The man mumbled a bit, and answered, “I’m cold.  Can somebody get me a blanket?”

Mark remarked to the wife, “You’ve done a fine job cleaning up here.  I’ve never seen the place look so good.”  She grinned in response, obviously pleased that somebody noticed. 

I looked at her again, noticing that underneath the sallow skin was a woman who was probably ten years younger than I.  Her husband, now more coherent, shivered, and again asked for a blanket.  She brought an afghan and tucked it around his thin shoulders.  “You scared me, Babe.” Her rasp was a mere whisper.

I know these people.  They struggle with their addictions.  They struggle to pay their bills.  They struggle because they live the lives of their parents, and see only walls, never doors.

At last the IV was empty and the patient was alert- his blood sugar now at an acceptable level.  He declined a trip to the hospital.  My heart ached at the sight of his skeletal arms as he reached out to sign the release.  He nodded his thanks at Mark, who commended him for being so well-behaved, and suggested he eat a sandwich.

We trudged down the stairs into the crisp January air, grateful for the icy breeze.

I know these people.  They used to be vibrant and full of promise, but years that passed too quickly and the consequences of their choices now define their days and choke their futures. 
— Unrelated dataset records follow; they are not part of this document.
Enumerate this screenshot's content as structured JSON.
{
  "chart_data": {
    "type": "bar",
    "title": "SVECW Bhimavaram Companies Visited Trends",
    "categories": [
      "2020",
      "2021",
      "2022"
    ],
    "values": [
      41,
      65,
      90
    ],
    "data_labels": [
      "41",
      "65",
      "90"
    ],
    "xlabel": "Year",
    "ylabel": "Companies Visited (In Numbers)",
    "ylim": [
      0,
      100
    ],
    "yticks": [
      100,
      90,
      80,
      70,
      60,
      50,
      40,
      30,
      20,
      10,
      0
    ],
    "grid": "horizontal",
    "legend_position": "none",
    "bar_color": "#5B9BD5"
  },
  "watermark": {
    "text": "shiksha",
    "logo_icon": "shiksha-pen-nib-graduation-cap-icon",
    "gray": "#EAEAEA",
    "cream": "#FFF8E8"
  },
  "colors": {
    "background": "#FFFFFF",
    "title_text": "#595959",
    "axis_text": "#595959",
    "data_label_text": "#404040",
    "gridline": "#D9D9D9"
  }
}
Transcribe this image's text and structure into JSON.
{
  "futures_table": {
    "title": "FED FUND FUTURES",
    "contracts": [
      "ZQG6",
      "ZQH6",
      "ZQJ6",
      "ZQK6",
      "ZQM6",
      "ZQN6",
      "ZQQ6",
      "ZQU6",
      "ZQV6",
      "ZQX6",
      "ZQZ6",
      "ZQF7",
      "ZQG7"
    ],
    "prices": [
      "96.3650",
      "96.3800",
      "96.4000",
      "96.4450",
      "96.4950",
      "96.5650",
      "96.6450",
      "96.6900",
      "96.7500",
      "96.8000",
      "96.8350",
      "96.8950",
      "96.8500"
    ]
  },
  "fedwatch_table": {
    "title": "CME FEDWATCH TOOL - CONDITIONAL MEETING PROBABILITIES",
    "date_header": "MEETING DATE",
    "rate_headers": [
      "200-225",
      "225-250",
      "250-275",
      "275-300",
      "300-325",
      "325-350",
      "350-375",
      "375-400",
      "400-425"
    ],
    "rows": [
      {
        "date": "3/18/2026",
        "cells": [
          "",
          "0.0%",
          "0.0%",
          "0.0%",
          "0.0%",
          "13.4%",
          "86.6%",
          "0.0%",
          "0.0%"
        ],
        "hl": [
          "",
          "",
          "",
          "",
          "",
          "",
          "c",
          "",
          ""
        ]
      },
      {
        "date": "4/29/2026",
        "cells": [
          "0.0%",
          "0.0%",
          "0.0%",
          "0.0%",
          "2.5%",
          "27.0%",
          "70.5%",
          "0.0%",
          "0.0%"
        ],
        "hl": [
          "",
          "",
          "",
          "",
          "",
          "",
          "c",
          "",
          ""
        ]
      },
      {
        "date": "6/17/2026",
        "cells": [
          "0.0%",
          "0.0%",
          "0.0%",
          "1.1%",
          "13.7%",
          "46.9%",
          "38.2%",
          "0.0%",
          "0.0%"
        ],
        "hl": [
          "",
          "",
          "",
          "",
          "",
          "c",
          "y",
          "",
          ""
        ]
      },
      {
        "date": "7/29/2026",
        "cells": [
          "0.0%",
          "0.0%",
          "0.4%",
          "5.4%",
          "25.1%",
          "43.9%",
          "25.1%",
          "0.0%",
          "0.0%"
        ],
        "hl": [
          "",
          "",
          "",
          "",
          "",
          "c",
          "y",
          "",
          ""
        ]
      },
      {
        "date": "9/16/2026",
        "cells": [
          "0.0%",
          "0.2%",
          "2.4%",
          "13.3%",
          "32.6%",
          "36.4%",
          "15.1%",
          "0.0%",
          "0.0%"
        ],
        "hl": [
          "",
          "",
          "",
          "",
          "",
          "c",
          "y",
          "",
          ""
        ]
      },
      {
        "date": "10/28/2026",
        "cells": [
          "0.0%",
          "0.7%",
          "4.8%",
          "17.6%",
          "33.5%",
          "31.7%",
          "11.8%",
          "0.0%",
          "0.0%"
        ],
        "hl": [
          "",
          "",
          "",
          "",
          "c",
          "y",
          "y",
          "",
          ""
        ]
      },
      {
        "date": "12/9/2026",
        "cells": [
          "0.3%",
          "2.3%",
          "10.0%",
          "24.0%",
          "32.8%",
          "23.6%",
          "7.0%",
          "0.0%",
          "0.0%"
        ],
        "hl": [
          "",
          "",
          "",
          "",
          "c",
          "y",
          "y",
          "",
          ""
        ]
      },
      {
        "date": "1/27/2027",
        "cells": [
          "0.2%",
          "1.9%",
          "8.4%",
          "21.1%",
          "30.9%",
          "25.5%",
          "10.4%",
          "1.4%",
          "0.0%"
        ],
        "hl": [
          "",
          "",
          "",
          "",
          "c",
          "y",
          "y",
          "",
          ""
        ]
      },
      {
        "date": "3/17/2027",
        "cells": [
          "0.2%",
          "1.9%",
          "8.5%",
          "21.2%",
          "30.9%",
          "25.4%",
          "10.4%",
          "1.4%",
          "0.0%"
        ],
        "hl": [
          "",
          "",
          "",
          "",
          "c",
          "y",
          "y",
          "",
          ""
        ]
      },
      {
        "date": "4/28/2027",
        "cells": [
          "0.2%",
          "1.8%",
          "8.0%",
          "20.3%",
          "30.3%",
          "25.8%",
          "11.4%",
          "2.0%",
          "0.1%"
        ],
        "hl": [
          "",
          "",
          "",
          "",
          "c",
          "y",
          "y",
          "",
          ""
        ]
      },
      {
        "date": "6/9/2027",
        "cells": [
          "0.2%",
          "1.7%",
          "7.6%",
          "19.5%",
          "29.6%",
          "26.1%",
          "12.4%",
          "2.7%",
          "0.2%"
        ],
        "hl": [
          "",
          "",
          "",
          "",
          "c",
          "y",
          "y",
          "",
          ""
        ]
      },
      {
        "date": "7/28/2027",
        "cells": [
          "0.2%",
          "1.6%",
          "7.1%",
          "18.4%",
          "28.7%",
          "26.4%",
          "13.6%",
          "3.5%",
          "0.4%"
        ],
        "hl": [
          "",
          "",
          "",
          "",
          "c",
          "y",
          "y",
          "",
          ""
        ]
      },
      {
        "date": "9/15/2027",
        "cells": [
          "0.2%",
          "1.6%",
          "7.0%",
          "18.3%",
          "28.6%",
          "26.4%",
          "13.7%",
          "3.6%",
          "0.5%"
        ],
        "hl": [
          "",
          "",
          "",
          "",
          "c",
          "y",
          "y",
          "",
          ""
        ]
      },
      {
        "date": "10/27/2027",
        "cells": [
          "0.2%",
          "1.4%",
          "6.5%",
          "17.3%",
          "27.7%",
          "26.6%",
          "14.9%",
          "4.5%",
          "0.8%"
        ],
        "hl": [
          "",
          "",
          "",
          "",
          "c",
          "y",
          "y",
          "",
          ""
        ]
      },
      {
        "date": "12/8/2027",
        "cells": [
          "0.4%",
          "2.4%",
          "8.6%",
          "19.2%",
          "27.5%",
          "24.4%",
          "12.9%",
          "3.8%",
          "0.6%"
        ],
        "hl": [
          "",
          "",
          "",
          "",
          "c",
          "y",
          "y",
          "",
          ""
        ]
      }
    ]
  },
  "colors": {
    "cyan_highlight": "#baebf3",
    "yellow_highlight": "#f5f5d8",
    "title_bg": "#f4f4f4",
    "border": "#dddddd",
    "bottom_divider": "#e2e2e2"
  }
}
I sat quietly on the ride to the firehouse, deep in reflection.  The lump in my throat reminded me that the years have taken their toll on me, too. Had I allowed the events of my life to become an obstacle on my soul’s journey?   I hadn’t realized that my heart had become so cold until I felt it begin to thaw.

I know this person. She weeps for strangers.  She sees the child inside the adult. The child who needs love, compassion, a smile, and a warm touch.  I remember her.

 Sometimes the gifts we get are the gifts we didn’t even know we needed. Happy birthday to me.